Mazen Hesham

Personal information
- Nickname: Black Falcon
- Born: 29 March 1994 (age 32) Cairo, Egypt
- Years active: 6
- Height: 1.75 m (5 ft 9 in)
- Weight: 65 kg (143 lb)

Sport
- Country: Egyptian
- Handedness: Right Handed
- Turned pro: 2011
- Coached by: Omar Abdel Aziz
- Retired: Active
- Racquet used: Eye V Lite 124

Men's singles
- Highest ranking: No. 5 (May 2024)
- Current ranking: No. 19 (14 July 2025)
- Title: 7
- Tour final: 9
- World Open: R1 (2015)
- PSA Profile

Medal record
Men's squash
Representing Egypt
World Team Championships
| Gold medal – first place | 2023 Tauranga | Team |
| Gold medal – first place | 2024 Hong Kong | Team |
British Open
| Bronze medal – third place | 2022 Hull | Singles |
| Bronze medal – third place | 2023 Birmingham | Singles |

= Mazen Hesham =

Egyptian squash player

Mazen Hesham Al Sabry (مَازِن هِشَام الصَّبْرِيّ; born 29 March 1994 in Cairo) is a professional squash player who represents Egypt. He is a two-times world team champion and reached a career-high world ranking of World No. 5 in May 2024.

== Career ==
Hesham first became prominent in 2012, when he secured third place in the WSF junior championships in Doha. Following this result, he joined the PSA world tour. Hesham secured his first PSA world tour title in March of the same year in the NSC scram series in Kuala Lumpur, Malaysia. He went on to help the Egyptian junior national team win the world title at the World Junior Team Squash Championships in July 2012. He helped the junior national team defend their crown against the second seed Pakistan.
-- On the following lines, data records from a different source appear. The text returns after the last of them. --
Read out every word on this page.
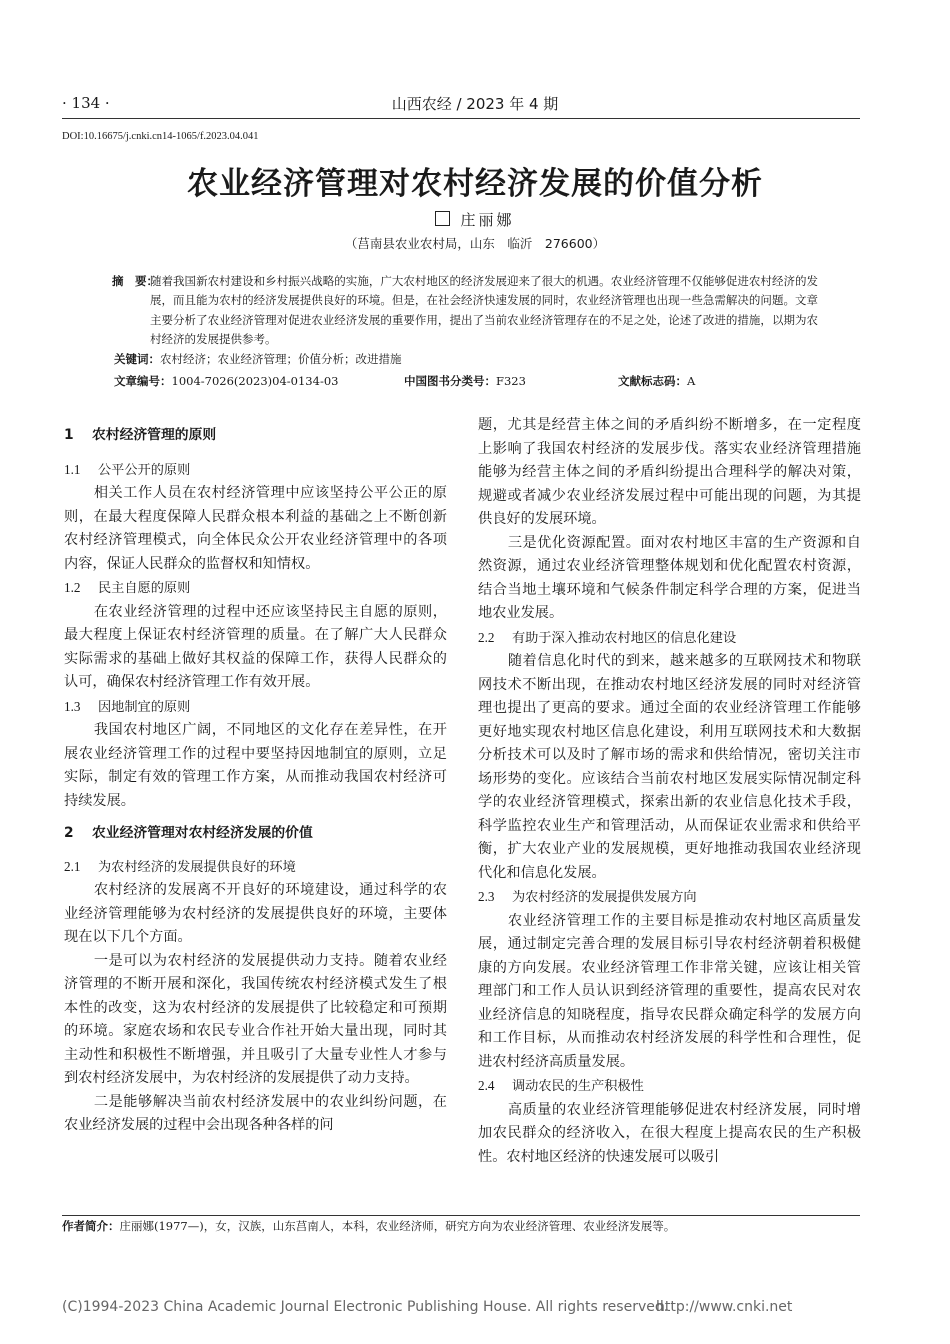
· 134 ·	山西农经 / 2023 年 4 期
DOI:10.16675/j.cnki.cn14-1065/f.2023.04.041
农业经济管理对农村经济发展的价值分析
庄丽娜
（莒南县农业农村局，山东　临沂　276600）
摘　要：
随着我国新农村建设和乡村振兴战略的实施，广大农村地区的经济发展迎来了很大的机遇。农业经济管理不仅能够促进农村经济的发展，而且能为农村的经济发展提供良好的环境。但是，在社会经济快速发展的同时，农业经济管理也出现一些急需解决的问题。文章主要分析了农业经济管理对促进农业经济发展的重要作用，提出了当前农业经济管理存在的不足之处，论述了改进的措施，以期为农村经济的发展提供参考。
关键词：农村经济；农业经济管理；价值分析；改进措施
文章编号：1004-7026(2023)04-0134-03	中国图书分类号：F323	文献标志码：A
1 农村经济管理的原则
1.1 公平公开的原则

相关工作人员在农村经济管理中应该坚持公平公正的原则，在最大程度保障人民群众根本利益的基础之上不断创新农村经济管理模式，向全体民众公开农业经济管理中的各项内容，保证人民群众的监督权和知情权。

1.2 民主自愿的原则

在农业经济管理的过程中还应该坚持民主自愿的原则，最大程度上保证农村经济管理的质量。在了解广大人民群众实际需求的基础上做好其权益的保障工作，获得人民群众的认可，确保农村经济管理工作有效开展。

1.3 因地制宜的原则

我国农村地区广阔，不同地区的文化存在差异性，在开展农业经济管理工作的过程中要坚持因地制宜的原则，立足实际，制定有效的管理工作方案，从而推动我国农村经济可持续发展。

2 农业经济管理对农村经济发展的价值
2.1 为农村经济的发展提供良好的环境

农村经济的发展离不开良好的环境建设，通过科学的农业经济管理能够为农村经济的发展提供良好的环境，主要体现在以下几个方面。

一是可以为农村经济的发展提供动力支持。随着农业经济管理的不断开展和深化，我国传统农村经济模式发生了根本性的改变，这为农村经济的发展提供了比较稳定和可预期的环境。家庭农场和农民专业合作社开始大量出现，同时其主动性和积极性不断增强，并且吸引了大量专业性人才参与到农村经济发展中，为农村经济的发展提供了动力支持。

二是能够解决当前农村经济发展中的农业纠纷问题，在农业经济发展的过程中会出现各种各样的问

题，尤其是经营主体之间的矛盾纠纷不断增多，在一定程度上影响了我国农村经济的发展步伐。落实农业经济管理措施能够为经营主体之间的矛盾纠纷提出合理科学的解决对策，规避或者减少农业经济发展过程中可能出现的问题，为其提供良好的发展环境。

三是优化资源配置。面对农村地区丰富的生产资源和自然资源，通过农业经济管理整体规划和优化配置农村资源，结合当地土壤环境和气候条件制定科学合理的方案，促进当地农业发展。

2.2 有助于深入推动农村地区的信息化建设

随着信息化时代的到来，越来越多的互联网技术和物联网技术不断出现，在推动农村地区经济发展的同时对经济管理也提出了更高的要求。通过全面的农业经济管理工作能够更好地实现农村地区信息化建设，利用互联网技术和大数据分析技术可以及时了解市场的需求和供给情况，密切关注市场形势的变化。应该结合当前农村地区发展实际情况制定科学的农业经济管理模式，探索出新的农业信息化技术手段，科学监控农业生产和管理活动，从而保证农业需求和供给平衡，扩大农业产业的发展规模，更好地推动我国农业经济现代化和信息化发展。

2.3 为农村经济的发展提供发展方向

农业经济管理工作的主要目标是推动农村地区高质量发展，通过制定完善合理的发展目标引导农村经济朝着积极健康的方向发展。农业经济管理工作非常关键，应该让相关管理部门和工作人员认识到经济管理的重要性，提高农民对农业经济信息的知晓程度，指导农民群众确定科学的发展方向和工作目标，从而推动农村经济发展的科学性和合理性，促进农村经济高质量发展。

2.4 调动农民的生产积极性

高质量的农业经济管理能够促进农村经济发展，同时增加农民群众的经济收入，在很大程度上提高农民的生产积极性。农村地区经济的快速发展可以吸引

作者简介：庄丽娜(1977—)，女，汉族，山东莒南人，本科，农业经济师，研究方向为农业经济管理、农业经济发展等。
(C)1994-2023 China Academic Journal Electronic Publishing House. All rights reserved.
http://www.cnki.net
Hesham went on to win his second PSA title in Hong Kong at the Crocodile Challenge Cup in August 2012. He upset the number one seed and defending champion Max Lee in the final 11–13, 6–11, 11–9, 11–4, 11–3. Hesham opened his second year as a part of the PSA world tour by winning the U-23 nationals for Egypt. He was crowned the best U-23 player in Egypt to start off 2013.

Hesham kept his momentum going to win his 3rd PSA world tour title in the West of Ireland Open in March 2013. He beat Steve Finitsis of Australia in four sets, in 56 minutes. Mazen had completed three World Tour titles and was now rising in the world rankings. During the year, he managed to take two more PSA world tour titles. The first was in May, when he managed to take the CCI international open in India. The second title was at the inaugural Maharashtra state PSA open. Mazen was the fourth seed, on his way to his 5th PSA title. He won this title with a win over compatriot Zahed Mohamed 11–5, 3–11, 11–7, 4–11, 11–8.

In April 2014, he won his sixth PSA title in Houston, defeating Stephen Coppinger of South Africa 3–1. This victory thrust Hesham into the top-30 in the world rankings for the first time in his career. In April 2015, Hesham returned to defend his title in Houston and once again beat Coppinger (in the semi-finals) before going on to defeat Adrian Grant of England in the final. In the same month, Hesham won the “shot of the month” and then won another shot of the month award in the Delaware Investments U.S. Open 2015 in October.

Hesham's first semi final appearance in a PSA World Series event was in the Qatar Classic 2015. He reached the semi-final after beating Ali Farag but then lost out to World #2 Grégory Gaultier. This victory pushed Hesham to his highest recorded world ranking of 13. Hesham then got injured in the World Championships against Ramy Ashour, which kept him out of squash for five weeks.

Hesham was the 10th seed for the 2022 PSA Men's World Squash Championship, where he reached the third round. He ended 2022 with a career high ranking at the time of world number 8. Also in 2022, he reached the semi-final of the British Open Squash Championships for the first time and repeated the success the following year during the 2023 Men's British Open Squash Championship.

In May 2023, he reached the quarter final of the 2023 PSA Men's World Squash Championship, where he lost to number 1 seed Mostafa Asal. In December 2023, he was part of the Egyptian team that secured the gold medal at the 2023 Men's World Team Squash Championships in New Zealand. The following year in 2024, he again reached the quarter final of the 2024 PSA Men's World Squash Championship and later in December won a second world team title at the 2024 Men's World Team Squash Championships in Hong Kong.